Netatua (Neta) Pelesikoti (died 11 November 2020), also known as Netatua Pelesikoti Taufatofua, was an environmental scientist from Tonga.

==Biography==
Pelesikoti studied geography and economics at the University of the South Pacific, followed by a master's degree in coastal management in the Netherlands and a Ph.D. degree at University of Wollongong, Australia (2003) in Sustainable Coastal Resource Monitoring and Assessment, coastal water quality, coral reefs and sea grass.

In 1999, Pelesikoti was named to an elite group of 15 international experts who were part of the World Meteorological Organization Scientific Advisory Panel (WMOSAP).

=== Career ===
A coastal ecologist by profession, she began her life's work as an environmental technical officer in Tonga. She then moved on to work on policy and management at the national level. She also served as an advisor at the South Pacific Applied Geoscience Commission (SOPAC), now called the Applied Geoscience Division of the Pacific Community.

Pelesikoti was the director of the Climate Change Division at the Secretariat of the Pacific Regional Environment Programme for more than seven years in Apia, Samoa. In 2012, she was the first Pacific island woman to become a lead author of an Intergovernmental Panel on Climate Change Report. She also worked as a consultant with the World Bank. She has been described as the 'Queen of Disaster Risk Management' in the Pacific region.

=== Candidate ===
In 2017, at the conclusion of her term at the Pacific Regional Environment Programme, she returned to Tonga. She ran as a candidate for Tongatapu 1 in the previous General Election and narrowly lost a 2019 By-Election. In 2019 she was admitted to an International Scientific Advisory Panel for the World Meteorological Organisation, and was Deputy Chair of the Tonga Cable Ltd. Board.

Pelesikoti died suddenly in Nuku’alofa on 11 November 2020 in Tonga's capital, Nuku’alofa. She was survived by her husband, Dr. Pita Taufatofua, and children Siosi’ana and Filimone. She was buried in Telekava Cemetery in Kolomotu’a.

== Selected works ==

- Looijen, J., Pelesikoti, N., & Staljanssens, M. (1995). ICOMIS: a spatial multi-objective decision support system for coastal resource management.
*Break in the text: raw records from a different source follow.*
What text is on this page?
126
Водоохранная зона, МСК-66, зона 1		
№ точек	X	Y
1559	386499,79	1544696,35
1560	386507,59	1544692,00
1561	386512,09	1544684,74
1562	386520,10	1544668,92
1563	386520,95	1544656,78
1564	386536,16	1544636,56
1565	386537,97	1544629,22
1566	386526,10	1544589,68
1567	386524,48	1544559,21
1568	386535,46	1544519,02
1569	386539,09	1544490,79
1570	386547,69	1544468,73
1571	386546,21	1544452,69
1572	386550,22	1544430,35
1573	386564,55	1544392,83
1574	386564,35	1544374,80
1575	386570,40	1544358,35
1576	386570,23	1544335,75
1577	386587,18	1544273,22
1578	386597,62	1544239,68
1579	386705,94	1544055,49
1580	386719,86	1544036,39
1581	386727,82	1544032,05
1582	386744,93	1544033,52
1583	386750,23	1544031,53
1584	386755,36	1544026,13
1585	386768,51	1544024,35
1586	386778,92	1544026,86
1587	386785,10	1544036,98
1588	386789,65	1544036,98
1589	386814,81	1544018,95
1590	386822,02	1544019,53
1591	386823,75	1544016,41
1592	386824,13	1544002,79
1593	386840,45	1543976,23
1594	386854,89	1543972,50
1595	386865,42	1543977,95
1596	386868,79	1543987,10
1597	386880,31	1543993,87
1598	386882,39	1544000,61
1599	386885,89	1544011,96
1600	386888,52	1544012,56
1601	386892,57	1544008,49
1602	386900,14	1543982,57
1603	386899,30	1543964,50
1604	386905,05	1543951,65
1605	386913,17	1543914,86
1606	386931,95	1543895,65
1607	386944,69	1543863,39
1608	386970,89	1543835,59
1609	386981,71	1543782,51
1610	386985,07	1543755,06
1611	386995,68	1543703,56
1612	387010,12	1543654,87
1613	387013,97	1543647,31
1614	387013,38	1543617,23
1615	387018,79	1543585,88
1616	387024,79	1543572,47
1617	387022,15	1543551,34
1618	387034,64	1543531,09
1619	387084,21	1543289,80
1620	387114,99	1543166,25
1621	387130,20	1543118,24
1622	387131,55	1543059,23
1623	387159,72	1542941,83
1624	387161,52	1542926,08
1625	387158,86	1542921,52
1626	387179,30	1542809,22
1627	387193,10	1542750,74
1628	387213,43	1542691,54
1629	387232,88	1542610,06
ITC journal, 3, 202-216.
- Mimura, N., & Pelesikoti, N. (1997). Vulnerability of Tonga to future sea-level rise. Journal of Coastal Research, 117-132.
- Pelesikoti, N. (2003). Sustainable Resource and Environmental Management in Tonga: Current situation, community perceptions and a proposed new policy framework.
- Penaia, A., Titimaea, A., Kohlhase, J., Nelson, F., Pelesikoti, N., Bonte-Grapentin, M., ... & Lumbroso, D. (2007). Reducing Flood Risk–From Science to Policy: The Samoa Process. Presented at: 24th STAR Session held in conjunction with the SOPAC 36th Session, 22, 29.
- Nurse, L. A., McLean, R. F., Agard, J., Briguglio, L., Duvat-Magnan, V., Pelesikoti, N., ... & Webb, A. (2014). Small islands.
- Pelesikoti, N., & Suwamaru, J. K. (2017). ICTs in Pacific Islands’ climate change and disaster risk reduction policy and programs. In Achieving Sustainable E-Government in Pacific Island States (pp. 269–303). Springer, Cham.
- Sohn, S. J., Kim, W., Yoo, J. H., Lee, Y. Y., Oh, S. M., Kim, B. R., ... & Pelesikoti, N. (2018). The Republic of Korea-Pacific Islands Climate Prediction Services Project. Bulletin of the American Meteorological Society, 99(2), 253-257.
- Mackay, S., Brown, R., Gonelevu, M., Pelesikoti, N., Kocovanua, T., Iaken, R., ... & Mackey, B. (2019). Overcoming barriers to climate change information management in small island developing states: lessons from pacific SIDS. Climate Policy, 19(1), 125-138.